牵引社,客厅。
茶几上,一堆漂亮的礼物盒占了大半张桌子。
佑宁将礼物分别摆好:“这个给霍枭,这给戏九流,这个是给媚如姐的,这个是送给二哥的,这个是留给罗大爷的......”
那几个回来的时候,客厅摆着一堆礼物,佑宁正站在礼物前。
大电视机播放惊悚恐怖片,南山和月恒坐在沙发上玩买回来的飞行棋。南山运气好,几次将月恒走了半圈的棋子踩回家,气得他牙痒痒。
这次去凡间,他两搜罗了很多没玩过的游戏,除了飞行棋,还带回来了五子棋、象棋、大富翁、扑克牌、麻将等等。
门口传来抱怨声。
戏九流一脸郁闷地走进门,嘀咕着:“那老头心里到底想什么,硬是不肯跟我们走,死都死了,还执意留在阳间干吗?”
霍枭刚要开口说话,进客厅看到桌上的东西。
“这么多盒子?”
衍媚如看见佑宁的身影,原本不爽的心情瞬间雨过天晴见彩虹,算算日子,几个月前二爷派佑宁去凡间执行任务,直到今天回来才见着。
牵引社就她们两个女生,之间的感情自然比那几个大老爷们要更亲近些,欢快地说道:“佑宁回来了!”
戏九流走到礼物盒前,拿起一个最大的盒子瞧了几眼,上下摇了摇,没什么重量,很轻,不知道里面装了什么?
“这么多礼物,一定有我的一份吧!”
佑宁笑道:“当然啦!每个人都有的哦!”
接着,找出送给戏九流的盒子,说:“这个是送给你的。”
戏九流搓搓手,一脸期待地接过来。
“哇哦~”
迫不及待地打开,里面躺着一件色彩斑斓的戏服。
兴奋地舔了舔唇,怕弄脏,手放在衣服上蹭了几下,举起这件一看就不便宜的戏服,眼睛发着光。
这是件红色宫衣,三层彩色云肩上绣着灵动的小人,上衣有鸾凤、梧桐、牡丹等各式纹样。整套戏服色彩斑斓,花纹精致,做工精细。

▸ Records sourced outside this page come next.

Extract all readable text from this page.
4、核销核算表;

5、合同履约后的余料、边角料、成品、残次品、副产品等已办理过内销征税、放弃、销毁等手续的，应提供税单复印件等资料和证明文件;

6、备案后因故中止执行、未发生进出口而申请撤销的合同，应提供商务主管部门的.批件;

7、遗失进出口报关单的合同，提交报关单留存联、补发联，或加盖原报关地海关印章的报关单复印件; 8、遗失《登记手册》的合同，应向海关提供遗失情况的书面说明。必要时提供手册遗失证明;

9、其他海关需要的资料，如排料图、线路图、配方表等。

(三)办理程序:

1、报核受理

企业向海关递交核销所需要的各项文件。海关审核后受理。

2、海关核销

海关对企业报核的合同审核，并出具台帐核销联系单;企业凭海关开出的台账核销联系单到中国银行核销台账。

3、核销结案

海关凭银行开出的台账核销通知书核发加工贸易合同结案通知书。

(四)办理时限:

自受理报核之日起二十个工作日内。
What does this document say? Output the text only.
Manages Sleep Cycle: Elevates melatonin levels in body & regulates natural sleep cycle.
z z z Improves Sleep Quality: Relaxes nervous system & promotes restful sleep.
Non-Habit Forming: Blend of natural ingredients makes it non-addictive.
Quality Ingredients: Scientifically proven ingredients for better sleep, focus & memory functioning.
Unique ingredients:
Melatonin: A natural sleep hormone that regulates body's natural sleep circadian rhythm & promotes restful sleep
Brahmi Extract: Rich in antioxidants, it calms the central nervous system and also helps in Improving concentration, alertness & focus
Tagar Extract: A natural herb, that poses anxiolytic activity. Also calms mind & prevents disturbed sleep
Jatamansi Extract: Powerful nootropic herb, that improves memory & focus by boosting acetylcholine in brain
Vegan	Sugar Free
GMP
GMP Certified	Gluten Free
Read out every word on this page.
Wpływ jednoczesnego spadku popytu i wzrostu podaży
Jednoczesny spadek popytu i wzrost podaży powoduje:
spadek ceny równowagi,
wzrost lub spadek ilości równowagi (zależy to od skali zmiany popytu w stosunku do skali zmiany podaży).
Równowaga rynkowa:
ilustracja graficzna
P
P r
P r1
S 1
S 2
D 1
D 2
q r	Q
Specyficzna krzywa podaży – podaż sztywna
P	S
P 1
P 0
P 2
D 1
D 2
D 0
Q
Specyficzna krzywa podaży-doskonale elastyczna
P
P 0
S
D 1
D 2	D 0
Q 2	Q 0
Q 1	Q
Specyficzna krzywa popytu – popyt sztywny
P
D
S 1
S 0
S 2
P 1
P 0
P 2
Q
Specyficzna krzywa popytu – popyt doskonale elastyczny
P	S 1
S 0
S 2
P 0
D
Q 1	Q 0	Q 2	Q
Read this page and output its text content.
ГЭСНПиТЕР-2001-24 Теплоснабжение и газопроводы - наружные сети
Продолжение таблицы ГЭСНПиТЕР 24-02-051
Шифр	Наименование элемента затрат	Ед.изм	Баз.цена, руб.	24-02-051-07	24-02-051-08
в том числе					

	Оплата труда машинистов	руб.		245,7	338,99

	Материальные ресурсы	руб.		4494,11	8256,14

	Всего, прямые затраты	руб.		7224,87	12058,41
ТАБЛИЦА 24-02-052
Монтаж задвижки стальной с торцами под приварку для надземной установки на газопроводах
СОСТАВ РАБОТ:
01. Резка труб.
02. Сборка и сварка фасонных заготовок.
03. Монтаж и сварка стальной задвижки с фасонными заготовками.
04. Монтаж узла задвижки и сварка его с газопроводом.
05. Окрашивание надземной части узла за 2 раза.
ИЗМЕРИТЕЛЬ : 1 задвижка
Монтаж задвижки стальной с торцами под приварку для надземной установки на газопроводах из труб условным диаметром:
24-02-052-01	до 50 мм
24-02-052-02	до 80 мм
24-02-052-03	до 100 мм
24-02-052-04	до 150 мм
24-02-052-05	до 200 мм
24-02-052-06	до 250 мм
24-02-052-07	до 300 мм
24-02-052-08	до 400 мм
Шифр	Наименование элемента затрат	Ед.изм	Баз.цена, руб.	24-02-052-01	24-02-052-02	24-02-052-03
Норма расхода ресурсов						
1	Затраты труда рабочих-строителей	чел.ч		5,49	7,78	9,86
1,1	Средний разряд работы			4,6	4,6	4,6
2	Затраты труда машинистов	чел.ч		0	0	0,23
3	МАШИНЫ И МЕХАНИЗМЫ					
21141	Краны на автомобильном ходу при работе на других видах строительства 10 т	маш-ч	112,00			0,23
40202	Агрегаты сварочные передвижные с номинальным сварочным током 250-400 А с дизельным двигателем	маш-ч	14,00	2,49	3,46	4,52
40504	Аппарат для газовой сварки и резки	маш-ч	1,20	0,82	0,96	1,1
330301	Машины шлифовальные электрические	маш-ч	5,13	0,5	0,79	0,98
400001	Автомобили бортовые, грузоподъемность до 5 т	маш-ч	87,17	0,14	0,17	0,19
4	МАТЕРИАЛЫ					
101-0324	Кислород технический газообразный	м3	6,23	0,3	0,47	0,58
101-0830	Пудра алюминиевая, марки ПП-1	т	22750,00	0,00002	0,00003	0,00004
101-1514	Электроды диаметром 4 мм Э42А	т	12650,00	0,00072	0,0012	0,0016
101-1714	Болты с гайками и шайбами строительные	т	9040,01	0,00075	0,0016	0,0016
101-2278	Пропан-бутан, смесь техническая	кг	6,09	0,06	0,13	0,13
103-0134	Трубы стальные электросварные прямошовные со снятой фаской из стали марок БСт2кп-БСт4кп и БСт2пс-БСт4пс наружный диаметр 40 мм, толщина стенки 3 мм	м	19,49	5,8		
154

一边走一边夸赞:“这套戏服实在是...太美了!太绝了!太赞了!”
一看就下了不少功夫,为表谢意,戏九流一脸认真地说:“知我者,佑宁小姐也!佑宁小姐,以后有什么事尽管吩咐。上刀山,下火海,只要你一句话,我戏九流一根腿毛都不会皱一下!”
衍媚如翻了个白眼说:“油嘴滑舌。”
戏九流强调说:“我这是发自内心的肺腑之言,是真心话!”
衍媚如在旁边拆礼物盒,听戏九流这么说,打趣道:“既然如此,佑宁,让他以后别偷我的香水。”
戏九流最近没偷,开口道:“诶诶诶!我最近可没偷你的香水啊!”
呵呵!
衍媚如冷笑了一声,看着他说:“我最近调了一瓶新款香水,现在只剩半瓶了,你说不是你偷的,那是谁?除了你,谁会偷我的香水?”
此时此刻,一只小黑鼠偷偷往头上喷了一点香水。
“哇~好香啊~好好闻啊!”
打开瓶盖,往外倒了半瓶,为了不让别人起疑,又往里面灌了点凉白开。
衍媚如继续吐槽:“偷我的香水也就算了,你还往里面灌乱七八糟的玩意,以为我看不出来啊?”
污蔑!诽谤!
戏九流反驳道:“我什么时候往你香水里灌乱七八糟的东西了?我可没做过!你可以说我偷你的香水,我承认,但这件事不是我做的,我发誓!”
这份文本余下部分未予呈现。